In dieser Arbeit der Neuorientierung wird der Suchende, der auf dem richtigen Weg der Läuterung arbeitet, vor den Kräften des Verderbens geschützt (die denjenigen bedrohen, der auf dem aufsteigenden Weg verharrt, ohne sich ihm ganz zu widmen): Herakles wurde durch eine von Athene und den Trojanern errichtete Mauer vor dem Ungeheuer geschützt. Und wenn Hellanikos darauf hinweist, dass Herakles in den Schoß des Ungeheuers eindringen musste, um es von innen heraus zu zerstören, betont er die Notwendigkeit einer Identifikation mit dem Hindernis, um es vollständig zu verstehen und zu überwinden.
Aber zum zweiten Mal weigert sich der Suchende, seinen inneren Verpflichtungen nachzukommen, indem er sich weigert, die unbegrenzte Lebenskraft der Natur (die unsterblichen Pferde) in den Dienst des richtigen Weges des Yoga, des Werkes der Läuterung und der vollständigen Befreiung der niederen Natur zu stellen, deren Held Herakles ist.
Diese erneute Weigerung des Suchenden, sich auf den Weg der größeren Weihe und der Läuterung/Befreiung zu begeben, wird dann die Ursache für den großen inneren Konflikt sein, der folgen wird (Hauptursache des Trojanischen Krieges).

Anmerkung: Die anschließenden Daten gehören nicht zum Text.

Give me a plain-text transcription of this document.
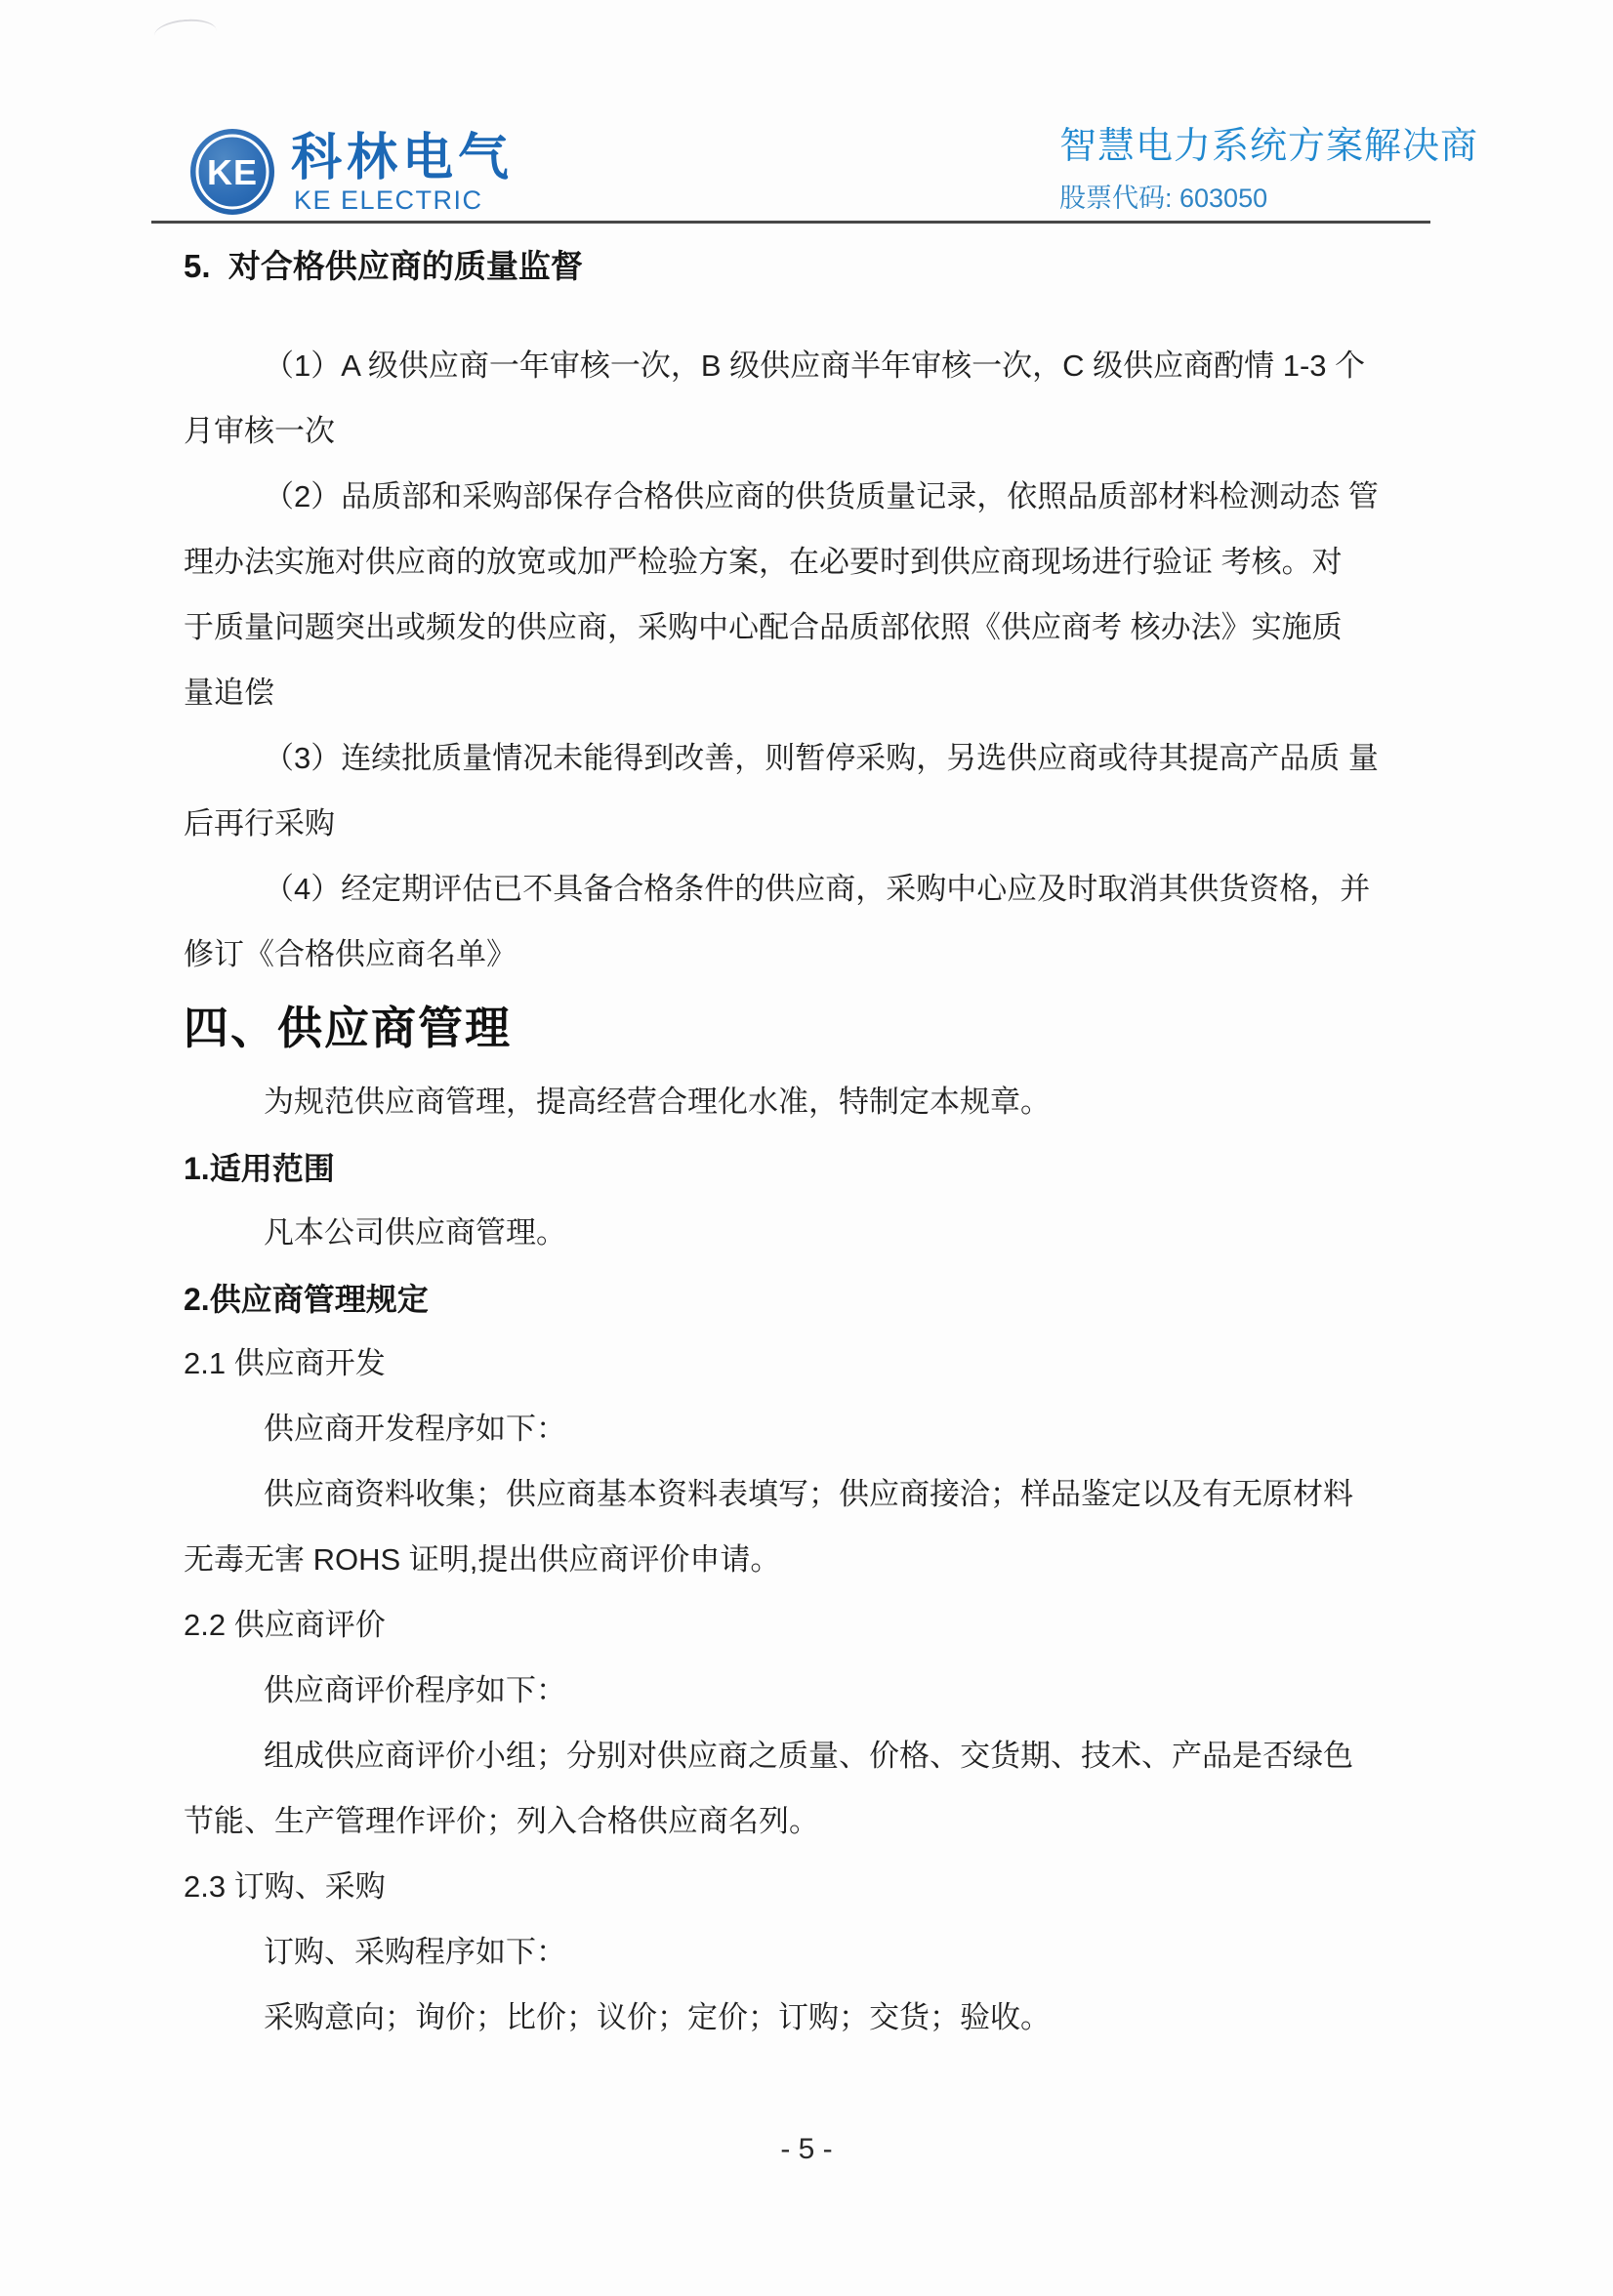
KE 科林电气
KE ELECTRIC
智慧电力系统方案解决商
股票代码: 603050
5.  对合格供应商的质量监督
（1）A 级供应商一年审核一次，B 级供应商半年审核一次，C 级供应商酌情 1-3 个
月审核一次
（2）品质部和采购部保存合格供应商的供货质量记录，依照品质部材料检测动态 管
理办法实施对供应商的放宽或加严检验方案，在必要时到供应商现场进行验证 考核。对
于质量问题突出或频发的供应商，采购中心配合品质部依照《供应商考 核办法》实施质
量追偿
（3）连续批质量情况未能得到改善，则暂停采购，另选供应商或待其提高产品质 量
后再行采购
（4）经定期评估已不具备合格条件的供应商，采购中心应及时取消其供货资格，并
修订《合格供应商名单》
四、供应商管理
为规范供应商管理，提高经营合理化水准，特制定本规章。
1.适用范围
凡本公司供应商管理。
2.供应商管理规定
2.1 供应商开发
供应商开发程序如下：
供应商资料收集；供应商基本资料表填写；供应商接洽；样品鉴定以及有无原材料
无毒无害 ROHS 证明,提出供应商评价申请。
2.2 供应商评价
供应商评价程序如下：
组成供应商评价小组；分别对供应商之质量、价格、交货期、技术、产品是否绿色
节能、生产管理作评价；列入合格供应商名列。
2.3 订购、采购
订购、采购程序如下：
采购意向；询价；比价；议价；定价；订购；交货；验收。
- 5 -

Aus diesem Grund wird Herakles einige Jahre später zurückkehren, um Troja zu zerstören. Zu dieser Zeit wird „die Entwicklung des höheren Bewusstseins“ (Hesione) mit Peleus‘ Bruder Telamon, „dem Ausdauernden“, vermählt. Diese erste Zerstörung Trojas muss mit der von Homer in der Ilias geschilderten Belagerung in Verbindung gebracht werden. Erinnern wir uns daran, dass diese Zerstörung Trojas durch Herakles nur dazu dient, den Trojanischen Krieg im Prozess des Yoga zu verorten. Durch die Heirat von Hesione und Telamon wird der Suchende auf den rechten Weg des Yoga zurückgeführt, was eine totale Unterwerfung in der Inkarnation, d. h. die Arbeit an den Tiefen seiner Natur, voraussetzt.
Wir werden das Ende der Geschichte – Podarkes/Priams Erlösung – in einem späteren Kapitel untersuchen.